09 de agosto | 2026
Olmos pede cassação de Hial após denúncia de suposta “rachadinha”
NOVA REPRESENTAÇÃO!
Presidente da Câmara afirma ter sido ameaçado durante discussão antes de viagem oficial a Campos do Jordão. Representação foi protocolada no Conselho de Ética e será analisada pelo Legislativo.

A iniciativa foi apresentada dois dias depois de Hial protocolar uma representação contra Olmos, na qual pede a abertura de procedimento disciplinar por suposta quebra de decoro parlamentar, após acusá-lo de envolvimento em um suposto esquema de “rachadinha”. Os dois procedimentos tramitam separadamente e ainda dependem de análise de admissibilidade pela Câmara.
DISCUSSÃO POR VEÍCULO OFICIAL
Segundo Olmos, o episódio ocorreu em 15 de junho, antes da saída da comitiva de vereadores para o Conexidades. O presidente afirma que o Toyota Corolla oficial da Câmara estava reservado para seu uso, mas Hial teria colocado seus pertences no veículo.
Ainda conforme a representação, ao ser informado de que deveria utilizar outro automóvel oficial disponível, Hial teria elevado o tom de voz, apontado o dedo em sua direção e dito: “Você arrumou seu pior inimigo”.
Olmos afirma também que Hial portava uma arma de fogo aparente na cintura durante a discussão. O documento não questiona a legalidade do porte, mas sustenta que a presença da arma aumentou o temor sentido pelo presidente naquele momento.
ENTREVISTA É CITADA COMO REFORÇO
Na representação, Olmos também anexou trechos de uma entrevista concedida posteriormente por Hial, na qual o vereador afirmou portar arma de fogo, declarou que poderia “matar ou morrer” por outra pessoa, relatou já ter participado de trocas de tiros e disse possuir porte permanente de arma.

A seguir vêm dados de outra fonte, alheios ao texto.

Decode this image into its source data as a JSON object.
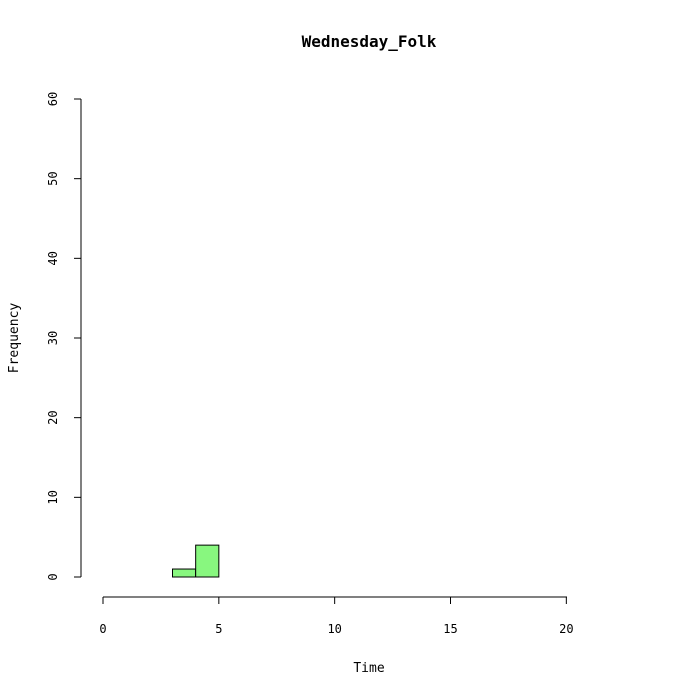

O documento também cita outra declaração feita por Hial: “Se precisar entrar dentro do inferno para buscar o capeta, eu estou pronto para entrar lá e tirar ele de dentro.”
Embora as falas não mencionem diretamente Flávio Olmos, o presidente sustenta que elas reforçaram o temor provocado pelo desentendimento ocorrido semanas antes. A representação também menciona uma publicação nas redes sociais em que Hial aparece fardado utilizando frase semelhante.
PEDIDOS À COMISSÃO DE ÉTICA
Na representação, Olmos requer a instauração de procedimento disciplinar, a produção de provas e oitiva de testemunhas, além do afastamento cautelar de Hial durante a apuração.
Segundo o presidente, parte das testemunhas é formada por servidores da Câmara e vereadores, que poderiam se sentir constrangidos caso o parlamentar permanecesse no exercício do mandato durante a investigação.
Ao final do procedimento, Olmos pede a aplicação das sanções previstas no Código de Ética, incluindo a perda do mandato, caso as acusações sejam consideradas procedentes.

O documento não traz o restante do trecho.